The current agenda doesn’t value any of these qualities. While encouraging if not mandating more “openness,” the new reforms simultaneously increase the risks for being noncompliant.

5 Responses

  1. I am retired, in my 41st year of working with learners and subbed in 5th grade today. We spent 90 straight minutes on math and 90 more straight minutes on reading and reading testing. I have heard about these kinds of lessons but this is the first time I actually experienced it. It was deprsessing. Thanks.

  2. Back in the 1990s, when everyone was thinking a lot about what the education of the future would be like in the new millennium, there was a revival of thinking about critical thinking, inquiry-based learning, reflective practice, the scholarship of integration, and there was a movement to get businesses and corporations and even universities behaving like intelligent organisms under the heading of “organizational learning”. Dealing with complexity was a big part of the science and systems thinking that went into those endeavors.

    The came the Great Regression, the great recession in the intelligence of the national conversation, that always comes with a certain brand of administration, to the point where most folks today don’t even recall the questions and the visions of that bygone age.

    But maybe it’s time for another revival …

    It could happen …

  3. So what are you saying? Do you agree or disagree with Ariely’s research?

    Dan Ariely is one of the most brilliant researchers I know. His talks on TED are some of the most widely seen talks in the TED archive.
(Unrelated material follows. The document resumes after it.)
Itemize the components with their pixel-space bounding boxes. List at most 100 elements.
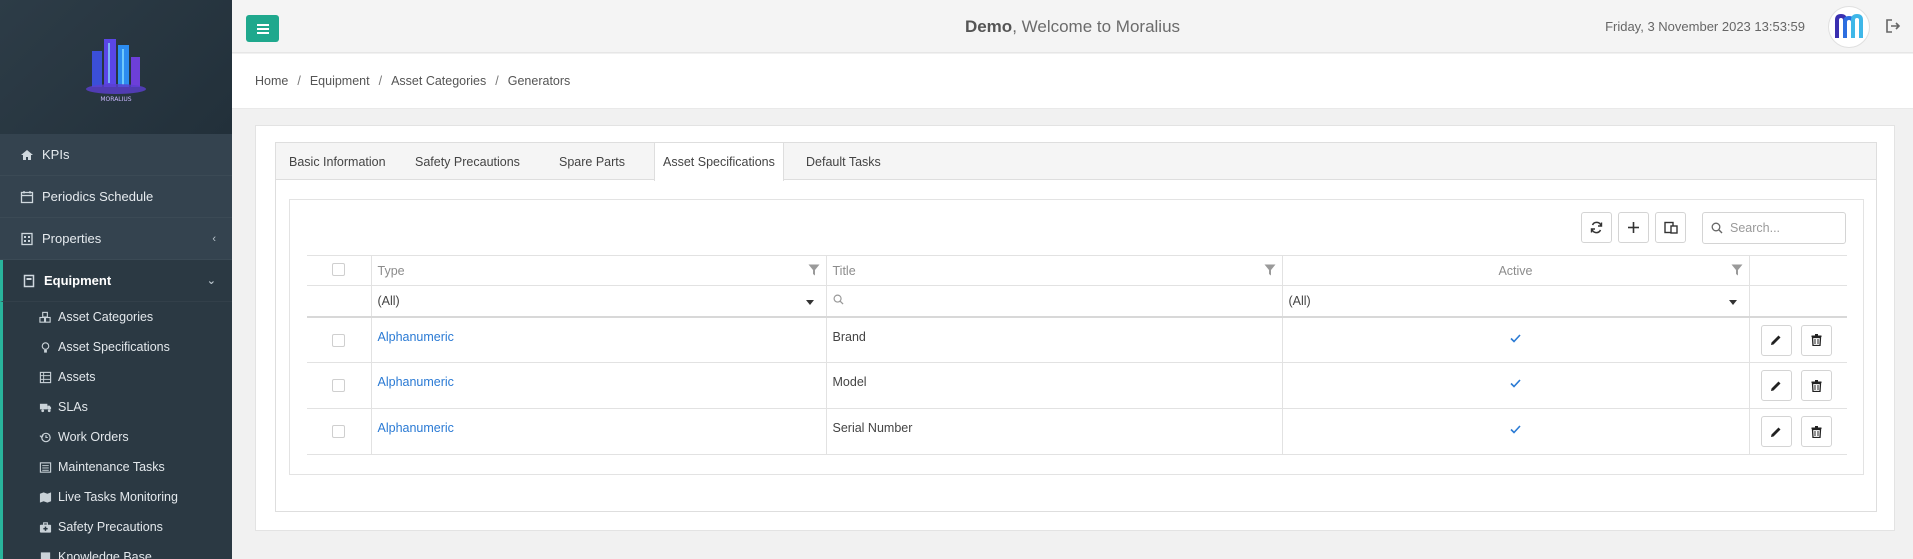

His research is fundamentally sound, provocative, and spot on. I think Dan is 100% correct in his conclusions laid out in the HBR post.

    Al Meyers
    ReinventED Solutions

    • I thought this was mltsoy a good talk. Lakoff has some interesting ideas about the way parties are using their understanding of the mind. I felt he got off track though about foreign policy. For the record, I’m a habitually 3rd party voter who is disillusioned enough with the war that I may vote for Obama.Anyway, here is why Lakoff lost me. He gave a great explanation of the real definition of empathy. But his progressive view of foreign policy is that we become a moral force in the world again. Every country believes it knows how the world should work. Drastic action, either fascist or not, is always under the guise of what is best for the people. In other words, anyone who claims to be the one moral force in the world is showing that they do not understand empathy.He further showed this lack of understanding when he discussed the tactical nuclear options with Iran. He wasn’t advocating that method. But to even discuss it without raising the irony of eliminating nuclear ambition with nuclear weapons again shows a US-centric view of the world. It was as if he thought it was a good idea if the contaminates did not go into the air.Finally, his petty shots at conservatives destroyed any credibility he had with me. I don’t like them either, but claiming that they have think-tanks that the democrats don’t have is just plain naive.His parting shot that it’s easy to think conservatives have no brains is a demonstration of why the US is where it is (politically). Obama is talking about uniting. And Lakoff can only come up with elitist insults. It’s as petty as if Hannity was on calling liberals hippies.

  4. Ed. I agree with Ariely; but decidedly we’re more likely to learn how to engge in complexity out of school than in it!